Weekly Update on the Situation of Human Rights in Myanmar : Post-Coup (Aug 30 to Sep 5)2021

Myanmar junta soldiers are steadily abandoning their posts with the regime and choosing to stand with the people alongside the Spring Revolution. Approximately 2000 soldiers have defected since the coup with the highest ranked defector being an army colonel. The National Unity Government (NUG) has offered to provide protection for junta defectors. Many of those who are leaving the Tatmadaw say that they are ‘ashamed’ to have been affiliated with the murderous regime. While the number is seemingly low considering the size of the Tatmadaw, it is significant because this is a new precedent in the country’s armed struggle.

Freedom of expression and subsequent attacks on the press continue to dilute the environment of free speech in Myanmar. Journalists like Danny Fenster, the managing editor at Frontier Myanmar, have been unlawfully detained without reason for over 100 days. His family has appealed for his release and the many other political prisoners who remain in junta custody. Since the coup, laws have been amended by the military to attempt to justify their attacks on the press. Among these include the Penal Code which has been used against journalists. One-hundred journalists have been arrested, with 46 in prison who are subject to harassment, torture, severe beatings and psychological warfare. In ethnic areas, the impacts of censorship are being felt as Hpakant township in Kachin State surpasses two weeks since the Internet shutdown.

South Korea voiced its support for democracy in Myanmar and openly rejected the junta and endorsed the National Unity Government. South Korean officials also called for an end to the military’s human rights violations and unlawful arrests. Meanwhile, the National League for Democracy continues to face outlandish charges by the junta. Senior officials who have been detained, including ousted State Counselor and regional state officials. If found guilty, they could face up to 15 years in prison. Families have called the situation ‘unbelievable’ as deaths, arrests and raids by the junta are ongoing.

Civilian assaults are ongoing where Sagaing region in particular is targeted with mounting violence, intimidation and threats by the junta.

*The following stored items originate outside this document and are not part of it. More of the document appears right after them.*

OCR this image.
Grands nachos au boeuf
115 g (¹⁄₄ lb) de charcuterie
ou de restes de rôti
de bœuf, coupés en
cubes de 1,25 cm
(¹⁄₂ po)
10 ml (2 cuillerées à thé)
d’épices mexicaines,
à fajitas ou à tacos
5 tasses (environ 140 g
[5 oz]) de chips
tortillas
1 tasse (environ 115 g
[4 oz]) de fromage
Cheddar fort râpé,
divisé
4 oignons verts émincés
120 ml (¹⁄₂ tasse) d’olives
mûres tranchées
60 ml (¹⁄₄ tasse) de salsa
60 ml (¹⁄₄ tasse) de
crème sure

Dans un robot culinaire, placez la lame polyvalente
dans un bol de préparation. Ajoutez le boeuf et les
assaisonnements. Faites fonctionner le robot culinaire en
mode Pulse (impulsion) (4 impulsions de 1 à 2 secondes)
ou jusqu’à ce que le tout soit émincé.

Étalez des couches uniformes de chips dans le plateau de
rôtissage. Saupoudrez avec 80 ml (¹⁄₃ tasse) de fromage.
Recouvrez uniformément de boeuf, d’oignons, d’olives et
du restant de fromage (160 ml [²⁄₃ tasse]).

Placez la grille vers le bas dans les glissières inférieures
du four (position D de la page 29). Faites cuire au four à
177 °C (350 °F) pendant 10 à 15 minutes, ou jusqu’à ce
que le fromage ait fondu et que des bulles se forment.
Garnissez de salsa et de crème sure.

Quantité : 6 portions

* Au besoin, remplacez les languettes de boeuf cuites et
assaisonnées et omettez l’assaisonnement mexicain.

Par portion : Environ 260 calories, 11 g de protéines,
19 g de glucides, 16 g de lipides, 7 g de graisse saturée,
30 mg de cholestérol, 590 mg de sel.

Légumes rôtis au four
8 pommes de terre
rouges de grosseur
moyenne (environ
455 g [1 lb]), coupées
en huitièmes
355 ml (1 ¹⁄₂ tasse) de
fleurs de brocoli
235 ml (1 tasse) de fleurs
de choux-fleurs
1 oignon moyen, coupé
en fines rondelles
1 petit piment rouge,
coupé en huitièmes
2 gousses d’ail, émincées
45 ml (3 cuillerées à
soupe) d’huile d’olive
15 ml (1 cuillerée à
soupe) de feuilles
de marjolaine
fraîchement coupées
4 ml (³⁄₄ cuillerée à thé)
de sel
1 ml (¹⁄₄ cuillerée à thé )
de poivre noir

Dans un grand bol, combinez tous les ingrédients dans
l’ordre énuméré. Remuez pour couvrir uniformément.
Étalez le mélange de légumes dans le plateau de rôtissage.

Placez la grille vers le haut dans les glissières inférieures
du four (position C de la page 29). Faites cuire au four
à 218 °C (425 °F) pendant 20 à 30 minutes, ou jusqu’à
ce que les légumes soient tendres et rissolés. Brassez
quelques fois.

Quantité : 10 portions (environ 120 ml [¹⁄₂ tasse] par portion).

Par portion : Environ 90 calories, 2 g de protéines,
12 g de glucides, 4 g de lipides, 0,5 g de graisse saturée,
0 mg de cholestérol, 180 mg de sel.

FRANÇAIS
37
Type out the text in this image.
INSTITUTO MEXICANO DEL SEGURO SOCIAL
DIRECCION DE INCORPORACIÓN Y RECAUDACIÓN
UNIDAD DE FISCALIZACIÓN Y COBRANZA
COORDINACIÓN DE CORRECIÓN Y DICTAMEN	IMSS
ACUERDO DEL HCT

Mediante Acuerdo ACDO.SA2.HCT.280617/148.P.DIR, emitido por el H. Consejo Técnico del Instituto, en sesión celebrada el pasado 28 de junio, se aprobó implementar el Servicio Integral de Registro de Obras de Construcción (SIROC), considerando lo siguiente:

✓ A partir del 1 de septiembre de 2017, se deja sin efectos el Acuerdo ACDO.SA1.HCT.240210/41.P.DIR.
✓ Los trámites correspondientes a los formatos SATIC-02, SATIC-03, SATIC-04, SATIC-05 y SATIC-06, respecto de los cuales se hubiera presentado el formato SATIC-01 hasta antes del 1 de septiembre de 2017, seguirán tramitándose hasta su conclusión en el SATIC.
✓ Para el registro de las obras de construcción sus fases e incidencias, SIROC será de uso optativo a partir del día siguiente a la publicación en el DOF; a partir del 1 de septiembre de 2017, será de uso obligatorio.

Thousands of residents from ten villages in Tanze, Sagaing fled following an invasion by the military. Property was destroyed and several were arrested in their clearance operations. Since the raid, four civilians have been killed, three disappeared and 12 arrested in Tanze Township. In a separate incident in Mon State, a 27 year old pregnant woman was shot and killed while returning home with her husband who was fishing. The firing was seemingly indiscriminate and indicative of the impunity deeply entrenched in the Myanmar junta.


Religious monuments and places of worship outside the Buddhist faith are being targeted in Chin State where 95% of the population is Christian. Churches continue to be violently destroyed and looted, including hymn books and scriptures. During raids in Chin State over the last week, the junta stole valuables, destroyed homes and looted valuables in Mindat and Falam townships in Chin State. According to local residents, 50 of the 55 homes in Wa Kauk village were raided.


The Myanmar junta has sent in more reinforcements to Karen State, which has put civilian livelihoods at risk as clashes fuel further uncertainty. Following the increase in troops, weapons and supplies, security forces clashed with the Karen National Union. The combined threat of fighting with Karen armed groups, the junta and Border Guard Force has forced residents to run to find safety, though the fears they face are a looming threat over their security. A villager who had escaped three times said: “What else can we do? We are afraid of being caught in the shooting.”


Military casualties and hundreds of civilians have been forced to flee Lashio in northern Shan State. Clashes have been intensifying in the region since the end of August. More than 800 civilians are sheltering in Mongko Township, with at least 17 junta troops killed in the crossfire. A local source remarked that the military fires heavy artillery, and the local civilians don’t see it coming. Four civilians were killed during the heavy exchange of gunfire, and a Ta’ang village was burnt down.

In addition seventeen Myanmar Army soldiers were found in Muse District in an abandoned area. Two women were also found, deceased and with evidence of gunshot wounds.